With the seemingly never ending challenges of formulation and delivery, perhaps RNAi will pay-off first in the agricultural biotechnology (aka AgBio) space, as briefly discussed in the next section.
Pros and Cons of RNAi for AgBio
RNAi can be achieved using genetically encoded sequences rather than using chemically synthesized siRNA duplexes or other types of synthetic oligonucleotides. Agricultural biotechnology has already taken advantage of such genetically engineered constructs in producing stable and heritable RNAi phenotype in plant stocks. Analogous procedures can be applied to other organisms—including humans, such as in antiviral stratagems against HIV-1.
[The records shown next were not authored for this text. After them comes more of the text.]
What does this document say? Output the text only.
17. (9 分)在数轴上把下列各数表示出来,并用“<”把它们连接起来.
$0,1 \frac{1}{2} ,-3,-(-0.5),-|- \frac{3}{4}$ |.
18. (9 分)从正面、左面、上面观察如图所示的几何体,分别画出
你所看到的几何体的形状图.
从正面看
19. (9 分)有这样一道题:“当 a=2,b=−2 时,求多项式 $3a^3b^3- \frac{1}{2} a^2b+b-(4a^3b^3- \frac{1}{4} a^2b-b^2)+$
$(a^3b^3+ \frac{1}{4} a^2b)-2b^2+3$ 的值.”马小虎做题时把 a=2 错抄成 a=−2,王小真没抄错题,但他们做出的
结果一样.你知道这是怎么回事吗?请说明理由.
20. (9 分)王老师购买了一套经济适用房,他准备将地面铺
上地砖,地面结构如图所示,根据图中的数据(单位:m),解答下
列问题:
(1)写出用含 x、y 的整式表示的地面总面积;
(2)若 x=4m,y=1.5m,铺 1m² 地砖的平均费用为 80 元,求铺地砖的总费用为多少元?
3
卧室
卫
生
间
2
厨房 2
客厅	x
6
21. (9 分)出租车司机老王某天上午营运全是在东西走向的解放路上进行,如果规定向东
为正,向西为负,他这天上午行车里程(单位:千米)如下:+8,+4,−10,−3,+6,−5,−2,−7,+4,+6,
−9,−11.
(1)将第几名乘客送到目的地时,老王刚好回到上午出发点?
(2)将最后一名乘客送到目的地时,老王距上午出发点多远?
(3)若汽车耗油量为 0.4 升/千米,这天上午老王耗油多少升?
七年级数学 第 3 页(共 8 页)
Andrew Pollack recently reported in the New York Times that agricultural biotechnology companies are investigating RNAi as a possible approach to kill crop-damaging insects and pathogens by disabling their genes. By zeroing in on a genetic sequence unique to one species, the technique has the potential to kill a pest without harming beneficial insects. That would be a big advance over chemical pesticides.
Subba Reddy Palli, an entomologist at the University of Kentucky who is researching the technology, is quoted as saying “if you use a neuro-poison, it kills everything, but this one is very target-specific.”
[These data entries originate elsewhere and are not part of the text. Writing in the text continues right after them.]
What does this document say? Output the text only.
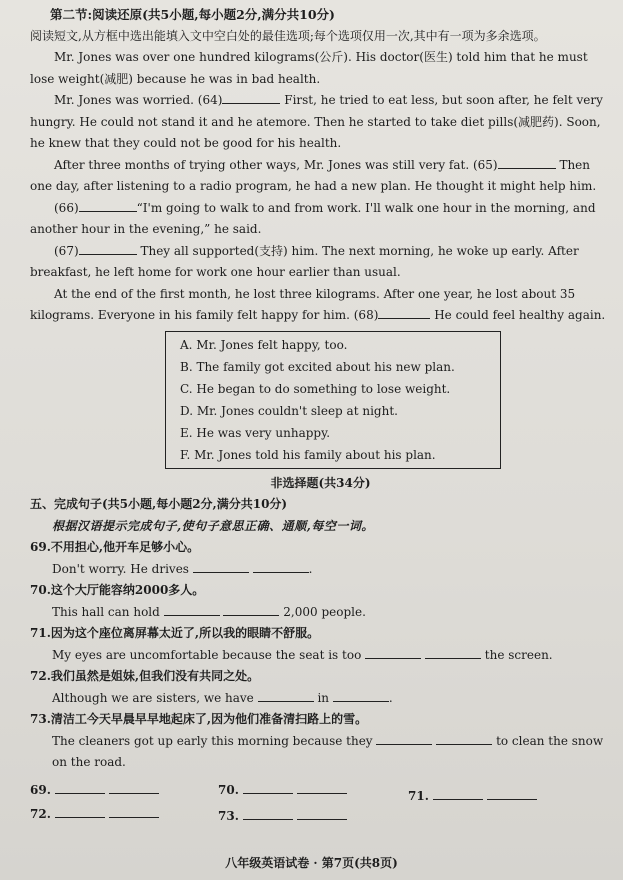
第二节:阅读还原(共5小题,每小题2分,满分共10分)

阅读短文,从方框中选出能填入文中空白处的最佳选项;每个选项仅用一次,其中有一项为多余选项。

Mr. Jones was over one hundred kilograms(公斤). His doctor(医生) told him that he must lose weight(减肥) because he was in bad health.

Mr. Jones was worried. (64)	First, he tried to eat less, but soon after, he felt very hungry. He could not stand it and he atemore. Then he started to take diet pills(减肥药). Soon, he knew that they could not be good for his health.

After three months of trying other ways, Mr. Jones was still very fat. (65)	Then one day, after listening to a radio program, he had a new plan. He thought it might help him.

(66)	“I'm going to walk to and from work. I'll walk one hour in the morning, and another hour in the evening,” he said.

(67)	They all supported(支持) him. The next morning, he woke up early. After breakfast, he left home for work one hour earlier than usual.

At the end of the first month, he lost three kilograms. After one year, he lost about 35 kilograms. Everyone in his family felt happy for him. (68)	He could feel healthy again.

A. Mr. Jones felt happy, too.
B. The family got excited about his new plan.
C. He began to do something to lose weight.
D. Mr. Jones couldn't sleep at night.
E. He was very unhappy.
F. Mr. Jones told his family about his plan.

非选择题(共34分)

五、完成句子(共5小题,每小题2分,满分共10分)

根据汉语提示完成句子,使句子意思正确、通顺,每空一词。

69.不用担心,他开车足够小心。

Don't worry. He drives	.

70.这个大厅能容纳2000多人。

This hall can hold	2,000 people.

71.因为这个座位离屏幕太近了,所以我的眼睛不舒服。

My eyes are uncomfortable because the seat is too	the screen.

72.我们虽然是姐妹,但我们没有共同之处。

Although we are sisters, we have	in	.

73.清洁工今天早晨早早地起床了,因为他们准备清扫路上的雪。

The cleaners got up early this morning because they	to clean the snow on the road.

69.	70.	71.
72.	73.
八年级英语试卷 · 第7页(共8页)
Some specialists, however, fear that releasing gene-silencing agents into fields could harm beneficial insects, especially among organisms that have a common genetic makeup, and possibly even endanger human health. Pollack adds that this controversy echoes the larger debate over genetically modified crops, which has been raging for years. The Environmental Protection Agency (EPA), which regulates pesticides, is meeting with scientific advisers to discuss the potential risks of RNA interference.
RNAi May Be a Bee’s Best Friend
In addition to use in AgBio, RNAi may prove useful in reviving bee populations. RNAi is of interest to beekeepers because one possible use, under development by Monsanto, is to kill a mite that is believed to be at least partly responsible for the mass die-offs of honeybees in recent years.
In opposition to this, the National Honey Bee Advisory Board is quoted as saying “to attempt to use this technology at this current stage of understanding would be more naïve than our use of DDT in the 1950s.”
Pollack reports that some bee specialists told the EPA that they would welcome attempts to use RNAi to save honeybees, and groups representing corn, soybean and cotton farmers also support the technology: “commercial RNAi technology brings U.S. agriculture into an entirely new generation of tools holding great promise,” the National Corn Growers Association said.
Corn Growers Need a New Tool
For a decade, corn growners have been combating the rootworm, one of the costliest of agricultural pests, by planting so-called BT crops, which are genetically engineered to produce a toxin that kills the insects when they eat the crop. Or at least the toxin is supposed to kill them. Rootworms are now evolving resistance to at least one BT toxin.
Given that rootworm larvae can destroy significant percentages of corn if left untreated, a robust alternative is crucial to protecting future corn crops. Current estimates in the US indicate as much as 40% of corn acreage is infested with corn rootworms and the area is expected to grow over the next 20 years. RNAi is now is being studied as a possible alternative to BT toxins, and Monsanto has applied for regulatory approval of corn that is genetically engineered to use RNAi to kill the western corn rootworm.
Personally, I’m not completely averse to RNAi for AgBio, especially in view of the need to adequately feed the world’s growing population. Careful regulatory scrutiny, even if it results in slow moving progress, seems wise in order to avoid unintended consequences that could be very problematic.
As usual, your comments are welcomed.